At the Winterthur show, the public is encouraged (somewhat tongue-in-cheek) to try to keep an open mind. The kit appears in a gallery section called “You Be the Judge.” The curators’ label suggests that well, you never know, it’s a weird world, and maybe there were 19th-century anxious travelers girding themselves for potential danger as they headed into Eastern Europe. The museum’s text notes that the modern components in the leather box, after all, “might just represent replacements and repairs,” and Blomberg kits “have been sold through reputable auction houses.”
In 2004, Sotheby’s sold a Blomberg kit for $26,400, although the catalog cautioned that “Neither the existence of Professor Blomberg nor that of the gunmaker Plomdeur can be confirmed. Also open to question is whether these kits were ever employed successfully in the killing of vampires.” In 2011, an unsigned vampire killing kit, with 32 components including a map of Transylvania and no less than two crucifixes, brought $25,000 at Sotheby’s.

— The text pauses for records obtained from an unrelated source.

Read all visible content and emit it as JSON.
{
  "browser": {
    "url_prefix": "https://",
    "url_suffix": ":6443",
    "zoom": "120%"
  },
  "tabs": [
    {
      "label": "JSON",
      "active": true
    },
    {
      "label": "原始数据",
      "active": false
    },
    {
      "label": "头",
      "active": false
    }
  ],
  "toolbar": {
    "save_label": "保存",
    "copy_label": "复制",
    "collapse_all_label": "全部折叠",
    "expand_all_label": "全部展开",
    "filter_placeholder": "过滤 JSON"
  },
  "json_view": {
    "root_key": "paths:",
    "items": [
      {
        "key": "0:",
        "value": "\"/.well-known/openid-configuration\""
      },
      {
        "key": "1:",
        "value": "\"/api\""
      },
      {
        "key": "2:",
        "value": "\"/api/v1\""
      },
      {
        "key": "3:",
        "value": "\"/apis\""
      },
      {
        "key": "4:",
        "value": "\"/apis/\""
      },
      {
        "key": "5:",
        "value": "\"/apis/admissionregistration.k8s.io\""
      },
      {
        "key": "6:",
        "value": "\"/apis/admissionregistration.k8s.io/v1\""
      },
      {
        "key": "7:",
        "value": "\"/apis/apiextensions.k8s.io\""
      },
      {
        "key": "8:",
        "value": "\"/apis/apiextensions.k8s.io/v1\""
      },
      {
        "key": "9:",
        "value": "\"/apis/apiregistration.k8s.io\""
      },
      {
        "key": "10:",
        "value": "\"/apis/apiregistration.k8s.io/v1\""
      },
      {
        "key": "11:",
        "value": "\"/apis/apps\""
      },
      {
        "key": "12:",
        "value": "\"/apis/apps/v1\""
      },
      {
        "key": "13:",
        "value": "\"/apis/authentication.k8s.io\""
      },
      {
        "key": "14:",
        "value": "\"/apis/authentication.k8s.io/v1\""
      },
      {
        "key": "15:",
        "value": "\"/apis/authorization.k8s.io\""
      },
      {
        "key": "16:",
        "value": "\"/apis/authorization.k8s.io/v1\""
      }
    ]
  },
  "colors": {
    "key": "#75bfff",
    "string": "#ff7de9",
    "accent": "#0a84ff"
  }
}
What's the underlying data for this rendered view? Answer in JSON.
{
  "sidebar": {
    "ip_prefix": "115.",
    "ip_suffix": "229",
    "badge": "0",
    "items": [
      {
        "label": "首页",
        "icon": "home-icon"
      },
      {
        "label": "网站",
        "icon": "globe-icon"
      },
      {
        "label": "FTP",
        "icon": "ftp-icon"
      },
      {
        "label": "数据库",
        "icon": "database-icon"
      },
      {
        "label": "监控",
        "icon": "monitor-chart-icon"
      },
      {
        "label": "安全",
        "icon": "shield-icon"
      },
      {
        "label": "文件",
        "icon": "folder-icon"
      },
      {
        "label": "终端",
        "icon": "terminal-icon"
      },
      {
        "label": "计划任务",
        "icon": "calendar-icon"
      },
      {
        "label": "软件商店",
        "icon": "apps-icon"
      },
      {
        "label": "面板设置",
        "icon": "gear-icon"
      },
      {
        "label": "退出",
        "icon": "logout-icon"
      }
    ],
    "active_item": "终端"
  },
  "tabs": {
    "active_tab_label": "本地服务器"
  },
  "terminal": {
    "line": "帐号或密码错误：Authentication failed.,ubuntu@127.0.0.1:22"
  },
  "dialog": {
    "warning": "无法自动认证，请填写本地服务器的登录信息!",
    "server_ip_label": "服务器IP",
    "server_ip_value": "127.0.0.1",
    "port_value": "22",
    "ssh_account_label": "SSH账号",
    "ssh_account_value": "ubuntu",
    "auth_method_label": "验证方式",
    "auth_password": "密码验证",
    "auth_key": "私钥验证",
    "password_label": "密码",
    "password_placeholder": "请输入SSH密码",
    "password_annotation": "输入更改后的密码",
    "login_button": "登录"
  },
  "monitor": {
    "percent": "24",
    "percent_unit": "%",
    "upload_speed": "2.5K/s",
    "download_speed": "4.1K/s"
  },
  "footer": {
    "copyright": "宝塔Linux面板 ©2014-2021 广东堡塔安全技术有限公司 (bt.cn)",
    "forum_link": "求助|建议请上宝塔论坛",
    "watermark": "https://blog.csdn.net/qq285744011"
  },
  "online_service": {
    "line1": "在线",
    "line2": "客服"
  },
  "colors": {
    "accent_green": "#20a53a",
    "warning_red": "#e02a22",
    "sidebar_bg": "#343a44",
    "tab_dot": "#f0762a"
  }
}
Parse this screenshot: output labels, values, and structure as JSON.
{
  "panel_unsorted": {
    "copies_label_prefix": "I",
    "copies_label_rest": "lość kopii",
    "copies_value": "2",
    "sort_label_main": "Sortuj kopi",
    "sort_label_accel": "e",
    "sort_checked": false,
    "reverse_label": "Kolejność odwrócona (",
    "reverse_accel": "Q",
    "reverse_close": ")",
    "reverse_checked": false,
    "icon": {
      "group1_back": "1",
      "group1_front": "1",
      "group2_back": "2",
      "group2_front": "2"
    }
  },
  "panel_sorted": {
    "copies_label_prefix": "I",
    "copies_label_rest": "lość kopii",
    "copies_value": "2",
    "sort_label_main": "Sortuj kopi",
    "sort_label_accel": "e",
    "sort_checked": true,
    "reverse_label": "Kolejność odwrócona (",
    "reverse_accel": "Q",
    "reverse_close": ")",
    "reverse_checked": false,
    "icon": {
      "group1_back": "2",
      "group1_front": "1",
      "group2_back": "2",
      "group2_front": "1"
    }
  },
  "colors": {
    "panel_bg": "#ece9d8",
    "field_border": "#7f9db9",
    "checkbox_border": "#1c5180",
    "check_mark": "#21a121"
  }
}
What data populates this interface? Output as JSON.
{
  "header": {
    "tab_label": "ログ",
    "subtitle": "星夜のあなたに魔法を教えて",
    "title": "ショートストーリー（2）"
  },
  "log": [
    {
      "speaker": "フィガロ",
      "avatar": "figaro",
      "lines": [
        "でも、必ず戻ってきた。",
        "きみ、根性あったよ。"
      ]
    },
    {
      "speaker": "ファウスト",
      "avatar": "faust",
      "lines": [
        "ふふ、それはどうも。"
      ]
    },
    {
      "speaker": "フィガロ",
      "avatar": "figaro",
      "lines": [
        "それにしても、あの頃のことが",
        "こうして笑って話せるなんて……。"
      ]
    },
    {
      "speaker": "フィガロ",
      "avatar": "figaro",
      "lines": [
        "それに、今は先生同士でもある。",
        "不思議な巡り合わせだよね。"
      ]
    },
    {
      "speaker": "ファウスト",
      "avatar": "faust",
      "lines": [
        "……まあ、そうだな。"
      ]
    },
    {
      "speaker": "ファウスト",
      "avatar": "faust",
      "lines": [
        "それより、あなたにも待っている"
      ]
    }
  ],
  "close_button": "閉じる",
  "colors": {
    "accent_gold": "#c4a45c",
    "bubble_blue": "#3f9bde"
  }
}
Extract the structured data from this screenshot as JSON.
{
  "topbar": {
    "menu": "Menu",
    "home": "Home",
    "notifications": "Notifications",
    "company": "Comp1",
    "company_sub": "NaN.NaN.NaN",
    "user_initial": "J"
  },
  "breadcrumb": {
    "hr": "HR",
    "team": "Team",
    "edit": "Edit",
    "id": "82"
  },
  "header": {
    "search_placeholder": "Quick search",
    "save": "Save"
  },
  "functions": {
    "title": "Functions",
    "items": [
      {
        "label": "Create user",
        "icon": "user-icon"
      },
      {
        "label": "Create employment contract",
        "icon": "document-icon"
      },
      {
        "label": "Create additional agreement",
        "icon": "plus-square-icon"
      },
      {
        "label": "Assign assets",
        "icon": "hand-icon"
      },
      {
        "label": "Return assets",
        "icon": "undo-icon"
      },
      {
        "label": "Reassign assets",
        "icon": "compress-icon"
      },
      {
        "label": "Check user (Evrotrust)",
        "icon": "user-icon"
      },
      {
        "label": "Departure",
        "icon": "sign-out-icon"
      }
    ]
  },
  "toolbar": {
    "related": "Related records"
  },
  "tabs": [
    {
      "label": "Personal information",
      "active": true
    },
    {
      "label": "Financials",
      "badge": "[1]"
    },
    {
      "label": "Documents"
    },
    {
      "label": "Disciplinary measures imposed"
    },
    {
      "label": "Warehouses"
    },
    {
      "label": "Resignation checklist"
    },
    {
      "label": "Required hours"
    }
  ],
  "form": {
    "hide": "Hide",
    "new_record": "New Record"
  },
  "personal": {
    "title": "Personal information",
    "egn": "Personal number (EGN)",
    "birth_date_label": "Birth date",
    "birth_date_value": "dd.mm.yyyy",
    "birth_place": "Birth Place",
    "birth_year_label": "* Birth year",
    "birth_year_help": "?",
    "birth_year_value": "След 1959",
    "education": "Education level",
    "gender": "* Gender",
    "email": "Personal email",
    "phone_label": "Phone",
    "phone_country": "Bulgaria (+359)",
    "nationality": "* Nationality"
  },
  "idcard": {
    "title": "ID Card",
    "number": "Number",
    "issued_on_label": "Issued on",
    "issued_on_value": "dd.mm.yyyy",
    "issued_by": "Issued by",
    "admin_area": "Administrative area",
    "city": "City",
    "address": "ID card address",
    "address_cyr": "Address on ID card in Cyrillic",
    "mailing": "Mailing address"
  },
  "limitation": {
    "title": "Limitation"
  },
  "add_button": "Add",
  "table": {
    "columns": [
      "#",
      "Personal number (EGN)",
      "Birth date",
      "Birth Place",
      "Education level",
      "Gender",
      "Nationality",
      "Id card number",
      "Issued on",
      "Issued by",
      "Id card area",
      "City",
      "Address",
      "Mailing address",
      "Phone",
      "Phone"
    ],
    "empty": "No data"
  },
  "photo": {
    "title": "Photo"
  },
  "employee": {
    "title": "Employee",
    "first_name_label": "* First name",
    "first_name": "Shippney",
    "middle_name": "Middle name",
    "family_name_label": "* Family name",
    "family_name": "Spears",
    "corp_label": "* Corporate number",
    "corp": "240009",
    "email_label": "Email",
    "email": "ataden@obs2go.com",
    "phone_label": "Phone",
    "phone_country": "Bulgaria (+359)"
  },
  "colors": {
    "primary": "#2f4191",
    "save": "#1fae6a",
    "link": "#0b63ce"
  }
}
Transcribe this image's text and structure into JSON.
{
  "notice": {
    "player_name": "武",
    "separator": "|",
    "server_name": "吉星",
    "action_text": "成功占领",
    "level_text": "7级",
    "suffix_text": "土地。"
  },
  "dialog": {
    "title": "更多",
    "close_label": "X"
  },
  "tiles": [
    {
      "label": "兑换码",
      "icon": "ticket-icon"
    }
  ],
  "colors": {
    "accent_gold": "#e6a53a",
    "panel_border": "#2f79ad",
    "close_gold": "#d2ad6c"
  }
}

For a Blomberg kit that came up at Sotheby’s in 2012 and sold for $13,750, the catalog described it as “Continental, circa 1900 and later” and had no comment on whether the makers were fictional.
David Walker, the head of the auction house’s 19th-century furniture department in New York, says he remains skeptical of stories that travelers ever used the kits for self-protection. He describes the material as “very theatrical” as well as “rather elaborate and quite whimsical,” and he adds that they generate conversation when they’re on view and media attention whenever they come up for sale.
Cory Amsler, a vice president at the Mercer Museum, says their kit has boosted attendance for decades. It serves as a spooky prop during Halloween programs, and it has been used as a serious educational tool, to explain centuries of woeful misconceptions about the causes of wasting diseases. Some visitors have brought in their own supposedly antique heirloom kits, to compare to the display. All these assemblages of vampire repellents based on late-20th-century pop culture, Amsler says, “take on their own narratives going forward. People continue to make their own stories that get passed down.”